Dear Diabetes Educator,
My sister told me my thirteen year old niece has a condition called MODY diabetes. My grandmother had diabetes and my sister and brother have diabetes. Can you tell me what this is and where I can get more information about it?
MODY is the acronym for Maturity Onset Diabetes of the Young. It is a form of diabetes that is relatively rare. It is thought that approximately 1-5 percent of all people with diabetes have MODY and it is a genetic form of diabetes. According to the National Institute of Diabetes and Digestive and Kidney Diseases (NIDDK) a child of a parent with MODY has a 50-50 chance of developing this disease. As with your niece, it is usually diagnosed during adolescence or a little later but it has been diagnosed from one year of age up to age 50. It is caused by a genetic mutation that targets the pancreas resulting in lack of enough insulin. Many people with MODY may think they have type 1 or rmaybe type 2 diabetes. Medical therapy depends on which gene is affected as there are different types of MODY. Some people with MODY need to take insulin and some need oral medications to help make more insulin. Genetic testing is used for confirmation of MODY. As with your niece, MODY is usually present in many generations of a family. Ask your physician if any family member should be tested to see if they are likely to develop this type of diabetes. For more information please go to the National Diabetes Information Clearinghouse (NDIAC) at: http://diabetes.niddk.nih.gov/dm/pubs/mody/
Kayla please also contact the Kovier Diabetes Center at the University of Chicago. The Kovier Center s has a MODY registry. To be included in the registry one needs the following:
(This information was taken directly from http://monogenicdiabetes.uchicago.edu/mody-registry/ )

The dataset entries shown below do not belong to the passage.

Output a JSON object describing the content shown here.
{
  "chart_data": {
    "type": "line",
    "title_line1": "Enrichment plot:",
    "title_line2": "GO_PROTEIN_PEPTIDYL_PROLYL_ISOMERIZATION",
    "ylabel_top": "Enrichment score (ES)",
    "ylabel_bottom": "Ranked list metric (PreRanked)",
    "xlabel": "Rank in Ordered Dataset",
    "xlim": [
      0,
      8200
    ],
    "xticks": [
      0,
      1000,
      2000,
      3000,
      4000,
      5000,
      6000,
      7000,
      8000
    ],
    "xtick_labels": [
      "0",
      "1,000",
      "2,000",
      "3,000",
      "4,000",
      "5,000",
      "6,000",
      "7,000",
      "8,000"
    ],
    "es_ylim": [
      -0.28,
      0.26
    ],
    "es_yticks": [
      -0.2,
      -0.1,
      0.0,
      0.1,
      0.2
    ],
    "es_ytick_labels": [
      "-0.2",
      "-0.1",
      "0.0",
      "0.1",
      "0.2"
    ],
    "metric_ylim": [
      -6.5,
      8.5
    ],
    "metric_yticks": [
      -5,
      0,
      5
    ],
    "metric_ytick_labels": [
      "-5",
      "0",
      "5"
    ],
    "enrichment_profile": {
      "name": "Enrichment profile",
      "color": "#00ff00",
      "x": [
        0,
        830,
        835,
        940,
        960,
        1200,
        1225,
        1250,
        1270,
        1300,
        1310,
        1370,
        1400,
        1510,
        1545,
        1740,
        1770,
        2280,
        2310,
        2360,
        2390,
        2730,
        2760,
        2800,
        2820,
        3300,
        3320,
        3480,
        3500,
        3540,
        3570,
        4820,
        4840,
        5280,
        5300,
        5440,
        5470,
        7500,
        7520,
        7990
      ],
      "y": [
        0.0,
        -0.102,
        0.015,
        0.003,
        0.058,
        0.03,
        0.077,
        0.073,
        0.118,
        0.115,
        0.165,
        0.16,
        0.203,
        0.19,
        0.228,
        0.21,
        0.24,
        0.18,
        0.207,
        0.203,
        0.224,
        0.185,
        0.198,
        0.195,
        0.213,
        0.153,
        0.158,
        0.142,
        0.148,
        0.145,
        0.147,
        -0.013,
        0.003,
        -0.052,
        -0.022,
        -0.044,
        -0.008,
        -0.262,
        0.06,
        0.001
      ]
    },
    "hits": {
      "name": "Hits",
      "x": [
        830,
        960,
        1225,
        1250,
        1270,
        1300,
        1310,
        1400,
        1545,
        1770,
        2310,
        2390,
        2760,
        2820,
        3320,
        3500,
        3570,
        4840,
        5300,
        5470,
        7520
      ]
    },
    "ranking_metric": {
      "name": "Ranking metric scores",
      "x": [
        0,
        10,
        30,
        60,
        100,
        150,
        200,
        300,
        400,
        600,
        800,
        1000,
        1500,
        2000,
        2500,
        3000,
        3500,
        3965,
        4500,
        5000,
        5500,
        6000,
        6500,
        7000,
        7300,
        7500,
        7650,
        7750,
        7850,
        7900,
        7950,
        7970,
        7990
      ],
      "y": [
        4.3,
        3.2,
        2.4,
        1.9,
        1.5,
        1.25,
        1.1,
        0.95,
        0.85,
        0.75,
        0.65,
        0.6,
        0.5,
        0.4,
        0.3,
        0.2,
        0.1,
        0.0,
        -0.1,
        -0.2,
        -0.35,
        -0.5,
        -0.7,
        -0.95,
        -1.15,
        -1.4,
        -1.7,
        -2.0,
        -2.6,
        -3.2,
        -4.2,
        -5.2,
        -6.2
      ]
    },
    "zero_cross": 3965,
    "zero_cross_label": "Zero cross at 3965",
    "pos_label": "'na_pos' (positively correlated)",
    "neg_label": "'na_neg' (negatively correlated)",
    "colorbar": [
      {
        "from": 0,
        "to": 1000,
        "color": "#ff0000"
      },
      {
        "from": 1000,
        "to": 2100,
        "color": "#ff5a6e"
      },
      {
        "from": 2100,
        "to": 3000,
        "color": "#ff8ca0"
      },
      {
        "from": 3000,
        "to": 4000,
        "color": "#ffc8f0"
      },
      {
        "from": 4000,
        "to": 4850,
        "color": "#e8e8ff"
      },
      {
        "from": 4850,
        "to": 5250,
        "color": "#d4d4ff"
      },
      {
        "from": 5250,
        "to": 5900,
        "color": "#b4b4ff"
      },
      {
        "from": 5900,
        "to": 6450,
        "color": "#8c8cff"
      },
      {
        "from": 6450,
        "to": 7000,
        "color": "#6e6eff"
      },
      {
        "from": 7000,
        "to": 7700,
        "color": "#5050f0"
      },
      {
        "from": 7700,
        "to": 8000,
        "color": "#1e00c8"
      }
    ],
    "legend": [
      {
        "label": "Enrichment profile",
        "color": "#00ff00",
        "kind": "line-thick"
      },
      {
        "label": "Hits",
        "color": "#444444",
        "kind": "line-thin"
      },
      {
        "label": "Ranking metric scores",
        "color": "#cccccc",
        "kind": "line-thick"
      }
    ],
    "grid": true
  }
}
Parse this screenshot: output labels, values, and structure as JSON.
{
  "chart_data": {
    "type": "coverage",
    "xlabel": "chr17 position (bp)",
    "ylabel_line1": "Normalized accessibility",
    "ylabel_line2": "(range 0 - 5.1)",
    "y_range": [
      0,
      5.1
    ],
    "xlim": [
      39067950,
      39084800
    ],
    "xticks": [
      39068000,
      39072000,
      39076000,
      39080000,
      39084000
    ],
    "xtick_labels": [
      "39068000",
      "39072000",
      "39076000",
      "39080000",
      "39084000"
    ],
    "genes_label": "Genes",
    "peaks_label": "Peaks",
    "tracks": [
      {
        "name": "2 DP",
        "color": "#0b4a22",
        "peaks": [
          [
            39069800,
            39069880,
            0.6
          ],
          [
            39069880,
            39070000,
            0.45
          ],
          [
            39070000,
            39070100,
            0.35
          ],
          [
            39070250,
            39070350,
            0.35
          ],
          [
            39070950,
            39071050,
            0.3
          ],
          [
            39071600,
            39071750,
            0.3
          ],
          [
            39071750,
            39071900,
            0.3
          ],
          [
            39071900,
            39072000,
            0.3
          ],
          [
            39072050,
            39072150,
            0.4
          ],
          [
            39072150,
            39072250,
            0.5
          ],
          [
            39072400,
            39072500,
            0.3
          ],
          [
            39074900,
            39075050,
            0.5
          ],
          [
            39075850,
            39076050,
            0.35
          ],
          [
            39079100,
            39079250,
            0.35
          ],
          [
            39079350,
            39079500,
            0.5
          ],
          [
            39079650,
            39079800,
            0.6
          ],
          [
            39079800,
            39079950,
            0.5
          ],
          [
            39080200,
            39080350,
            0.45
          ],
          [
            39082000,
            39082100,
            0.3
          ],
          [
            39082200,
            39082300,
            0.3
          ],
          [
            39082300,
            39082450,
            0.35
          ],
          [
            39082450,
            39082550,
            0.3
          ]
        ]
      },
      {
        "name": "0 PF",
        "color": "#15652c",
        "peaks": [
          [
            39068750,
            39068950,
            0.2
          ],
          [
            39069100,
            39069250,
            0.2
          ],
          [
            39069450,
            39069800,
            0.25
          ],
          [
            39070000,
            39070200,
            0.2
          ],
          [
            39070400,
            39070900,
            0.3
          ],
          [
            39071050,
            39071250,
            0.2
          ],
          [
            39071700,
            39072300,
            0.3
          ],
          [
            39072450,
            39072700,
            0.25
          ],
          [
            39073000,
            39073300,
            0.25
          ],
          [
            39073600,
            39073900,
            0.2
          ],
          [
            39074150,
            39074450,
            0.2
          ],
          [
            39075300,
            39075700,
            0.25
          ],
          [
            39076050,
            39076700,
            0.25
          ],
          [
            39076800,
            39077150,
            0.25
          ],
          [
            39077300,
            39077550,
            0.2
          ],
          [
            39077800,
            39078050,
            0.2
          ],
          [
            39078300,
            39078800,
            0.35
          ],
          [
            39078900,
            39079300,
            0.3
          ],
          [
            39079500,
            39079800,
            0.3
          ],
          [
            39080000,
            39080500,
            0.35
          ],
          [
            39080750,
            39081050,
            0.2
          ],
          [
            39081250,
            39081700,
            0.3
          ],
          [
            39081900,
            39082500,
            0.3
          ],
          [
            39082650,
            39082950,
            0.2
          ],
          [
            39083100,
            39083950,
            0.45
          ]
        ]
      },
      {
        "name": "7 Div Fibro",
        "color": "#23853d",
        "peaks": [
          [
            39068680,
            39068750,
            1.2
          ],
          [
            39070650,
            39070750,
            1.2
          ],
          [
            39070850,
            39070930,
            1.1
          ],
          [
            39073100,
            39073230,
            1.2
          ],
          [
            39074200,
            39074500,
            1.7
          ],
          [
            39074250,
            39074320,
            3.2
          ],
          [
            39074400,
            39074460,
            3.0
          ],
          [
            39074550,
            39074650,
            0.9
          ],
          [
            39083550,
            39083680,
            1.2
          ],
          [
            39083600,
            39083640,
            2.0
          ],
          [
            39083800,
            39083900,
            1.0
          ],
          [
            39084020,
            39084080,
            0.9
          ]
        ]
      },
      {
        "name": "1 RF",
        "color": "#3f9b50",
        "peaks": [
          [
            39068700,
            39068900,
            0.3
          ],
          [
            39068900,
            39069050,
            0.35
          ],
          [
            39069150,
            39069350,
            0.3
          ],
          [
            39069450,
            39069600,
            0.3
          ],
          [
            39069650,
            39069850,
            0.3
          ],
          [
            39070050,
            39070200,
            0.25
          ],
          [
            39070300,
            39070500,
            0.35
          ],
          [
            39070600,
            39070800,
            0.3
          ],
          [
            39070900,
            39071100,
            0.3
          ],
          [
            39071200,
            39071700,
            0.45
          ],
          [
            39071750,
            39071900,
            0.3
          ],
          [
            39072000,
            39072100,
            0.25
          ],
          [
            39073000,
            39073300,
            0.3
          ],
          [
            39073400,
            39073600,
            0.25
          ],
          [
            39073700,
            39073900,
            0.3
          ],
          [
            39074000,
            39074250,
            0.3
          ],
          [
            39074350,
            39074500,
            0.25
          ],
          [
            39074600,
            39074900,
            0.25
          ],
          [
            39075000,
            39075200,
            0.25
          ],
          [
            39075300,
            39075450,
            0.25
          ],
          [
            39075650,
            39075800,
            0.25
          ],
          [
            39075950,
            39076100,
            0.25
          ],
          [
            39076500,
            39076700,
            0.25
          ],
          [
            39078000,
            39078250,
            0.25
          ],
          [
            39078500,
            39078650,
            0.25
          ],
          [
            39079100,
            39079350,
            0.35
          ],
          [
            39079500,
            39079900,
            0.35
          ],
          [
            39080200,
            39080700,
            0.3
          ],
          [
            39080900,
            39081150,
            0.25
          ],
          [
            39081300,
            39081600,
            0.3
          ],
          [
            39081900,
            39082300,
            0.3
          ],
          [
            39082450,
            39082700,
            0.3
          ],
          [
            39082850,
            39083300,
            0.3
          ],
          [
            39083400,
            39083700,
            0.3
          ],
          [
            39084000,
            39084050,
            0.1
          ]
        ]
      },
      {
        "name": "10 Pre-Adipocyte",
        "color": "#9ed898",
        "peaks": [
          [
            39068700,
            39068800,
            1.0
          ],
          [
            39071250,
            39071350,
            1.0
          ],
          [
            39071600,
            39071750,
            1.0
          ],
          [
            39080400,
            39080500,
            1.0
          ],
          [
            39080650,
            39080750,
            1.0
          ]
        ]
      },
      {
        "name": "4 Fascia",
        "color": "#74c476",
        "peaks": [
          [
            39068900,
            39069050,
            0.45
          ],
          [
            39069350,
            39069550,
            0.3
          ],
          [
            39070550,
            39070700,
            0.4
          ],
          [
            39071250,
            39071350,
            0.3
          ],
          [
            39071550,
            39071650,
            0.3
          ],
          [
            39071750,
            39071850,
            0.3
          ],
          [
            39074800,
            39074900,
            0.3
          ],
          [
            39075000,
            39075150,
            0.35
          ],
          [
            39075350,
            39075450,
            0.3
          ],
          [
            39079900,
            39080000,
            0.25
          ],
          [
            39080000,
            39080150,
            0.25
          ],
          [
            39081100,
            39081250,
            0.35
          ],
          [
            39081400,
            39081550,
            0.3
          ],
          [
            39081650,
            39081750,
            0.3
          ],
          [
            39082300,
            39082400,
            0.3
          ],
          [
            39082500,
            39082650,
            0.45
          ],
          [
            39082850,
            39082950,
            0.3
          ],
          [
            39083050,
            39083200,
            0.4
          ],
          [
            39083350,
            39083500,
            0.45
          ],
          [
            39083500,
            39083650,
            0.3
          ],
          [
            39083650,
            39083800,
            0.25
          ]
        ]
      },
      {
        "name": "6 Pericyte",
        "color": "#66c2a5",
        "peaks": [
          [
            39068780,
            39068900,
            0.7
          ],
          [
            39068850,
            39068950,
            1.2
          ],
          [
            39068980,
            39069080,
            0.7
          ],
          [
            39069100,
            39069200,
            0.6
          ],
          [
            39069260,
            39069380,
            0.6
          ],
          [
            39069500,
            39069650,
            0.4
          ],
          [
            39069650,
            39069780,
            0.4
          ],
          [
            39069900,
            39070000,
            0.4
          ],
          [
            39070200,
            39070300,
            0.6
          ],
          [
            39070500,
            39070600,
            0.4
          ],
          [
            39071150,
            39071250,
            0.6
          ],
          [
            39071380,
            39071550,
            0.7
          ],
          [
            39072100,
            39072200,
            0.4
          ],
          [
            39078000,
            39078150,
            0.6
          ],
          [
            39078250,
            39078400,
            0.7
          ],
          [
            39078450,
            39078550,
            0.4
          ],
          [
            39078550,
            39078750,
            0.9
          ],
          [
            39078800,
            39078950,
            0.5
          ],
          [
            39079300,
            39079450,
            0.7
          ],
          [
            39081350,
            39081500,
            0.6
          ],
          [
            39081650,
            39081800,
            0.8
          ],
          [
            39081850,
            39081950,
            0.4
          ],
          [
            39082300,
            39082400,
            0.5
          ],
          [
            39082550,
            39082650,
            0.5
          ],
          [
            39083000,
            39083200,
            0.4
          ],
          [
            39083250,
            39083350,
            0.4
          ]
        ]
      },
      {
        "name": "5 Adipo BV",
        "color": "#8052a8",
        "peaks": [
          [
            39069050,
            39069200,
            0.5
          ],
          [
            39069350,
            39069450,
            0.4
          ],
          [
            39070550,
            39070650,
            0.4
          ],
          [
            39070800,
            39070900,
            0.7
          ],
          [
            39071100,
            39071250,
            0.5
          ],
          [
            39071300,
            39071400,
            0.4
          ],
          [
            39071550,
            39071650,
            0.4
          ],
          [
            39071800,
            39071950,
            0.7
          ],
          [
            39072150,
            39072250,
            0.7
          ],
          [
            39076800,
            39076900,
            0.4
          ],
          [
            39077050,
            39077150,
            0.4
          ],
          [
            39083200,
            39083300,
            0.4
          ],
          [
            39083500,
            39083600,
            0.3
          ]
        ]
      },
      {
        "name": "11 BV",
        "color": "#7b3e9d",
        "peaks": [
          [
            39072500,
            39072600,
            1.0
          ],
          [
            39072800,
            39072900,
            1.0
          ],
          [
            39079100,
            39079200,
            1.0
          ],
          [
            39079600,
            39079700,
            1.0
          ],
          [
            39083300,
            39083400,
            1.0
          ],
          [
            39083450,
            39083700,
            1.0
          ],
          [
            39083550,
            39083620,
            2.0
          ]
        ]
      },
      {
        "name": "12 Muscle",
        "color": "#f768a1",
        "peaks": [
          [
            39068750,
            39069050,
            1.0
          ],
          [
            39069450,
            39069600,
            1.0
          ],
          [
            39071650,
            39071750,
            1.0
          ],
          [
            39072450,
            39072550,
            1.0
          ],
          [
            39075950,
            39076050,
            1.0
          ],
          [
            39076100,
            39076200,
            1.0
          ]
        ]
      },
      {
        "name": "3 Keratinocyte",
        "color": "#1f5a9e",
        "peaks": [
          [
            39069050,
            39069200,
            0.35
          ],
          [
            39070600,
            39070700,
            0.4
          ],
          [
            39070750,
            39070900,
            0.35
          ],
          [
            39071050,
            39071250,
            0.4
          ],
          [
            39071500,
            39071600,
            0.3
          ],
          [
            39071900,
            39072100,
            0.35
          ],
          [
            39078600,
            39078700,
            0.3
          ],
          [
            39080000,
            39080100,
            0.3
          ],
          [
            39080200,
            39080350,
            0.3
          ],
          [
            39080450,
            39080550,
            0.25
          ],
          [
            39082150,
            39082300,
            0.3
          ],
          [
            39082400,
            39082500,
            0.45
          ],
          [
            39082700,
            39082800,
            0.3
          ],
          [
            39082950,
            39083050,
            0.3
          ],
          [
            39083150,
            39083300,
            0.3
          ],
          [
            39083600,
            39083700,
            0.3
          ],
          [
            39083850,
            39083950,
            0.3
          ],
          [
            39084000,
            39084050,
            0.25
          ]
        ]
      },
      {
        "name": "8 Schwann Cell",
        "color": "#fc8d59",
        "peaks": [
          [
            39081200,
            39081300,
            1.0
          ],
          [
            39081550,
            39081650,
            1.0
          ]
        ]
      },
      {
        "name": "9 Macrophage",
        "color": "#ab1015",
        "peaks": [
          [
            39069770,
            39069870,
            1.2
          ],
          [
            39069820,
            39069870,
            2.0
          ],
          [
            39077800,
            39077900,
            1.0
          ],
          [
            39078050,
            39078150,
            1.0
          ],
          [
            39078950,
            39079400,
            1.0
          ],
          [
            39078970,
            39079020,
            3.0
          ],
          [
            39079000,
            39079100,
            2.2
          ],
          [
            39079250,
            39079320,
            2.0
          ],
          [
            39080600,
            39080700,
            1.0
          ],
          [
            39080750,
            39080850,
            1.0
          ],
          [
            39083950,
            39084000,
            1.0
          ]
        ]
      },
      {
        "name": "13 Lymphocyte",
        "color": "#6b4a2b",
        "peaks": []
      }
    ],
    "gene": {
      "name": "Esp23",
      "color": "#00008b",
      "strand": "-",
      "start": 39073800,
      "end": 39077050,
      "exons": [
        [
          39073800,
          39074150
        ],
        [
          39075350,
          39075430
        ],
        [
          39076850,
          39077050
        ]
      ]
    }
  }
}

Diagnosis of diabetes after 12 months of age and before 50 years of age AND at least one of the following criteria:
Presumed diagnosis of type 1 diabetes with one or more of these features atypical of type 1 diabetes
Negative autoantibodies (no antibodies to GAD 65, insulin, islet cell, or ICA-512/IA-2)
Detectable c-peptide >1 year after diagnosis
Adequate diabetes control on unusually small doses of insulin and/or no significant illness with missed insulin doses >1 year after diagnosis
Presumed diagnosis of type 2 diabetes with one or more of these features atypical of type 2 diabetes
Diagnosis before age 25 years, especially in ethnicities with a low prevalence of type 2 diabetes (non-Hispanic white, Asian, South-east Asian)
Not significantly overweight (body mass index <30 kg/m2)
No signs of insulin resistance on examination or blood tests
Incidental diagnosis of mild but persistent high blood sugar that does not worsen over time
Diabetes in 3 or more successive generations of family members with a pattern consistent with a mutated gene being passed from a parent to their children
Known genetic cause of diabetes in you or your family
The information above was taken from:. Please call the registry information staff at (773) 702-0829 to get more information or go to the site.
Thanks for asking such a great question!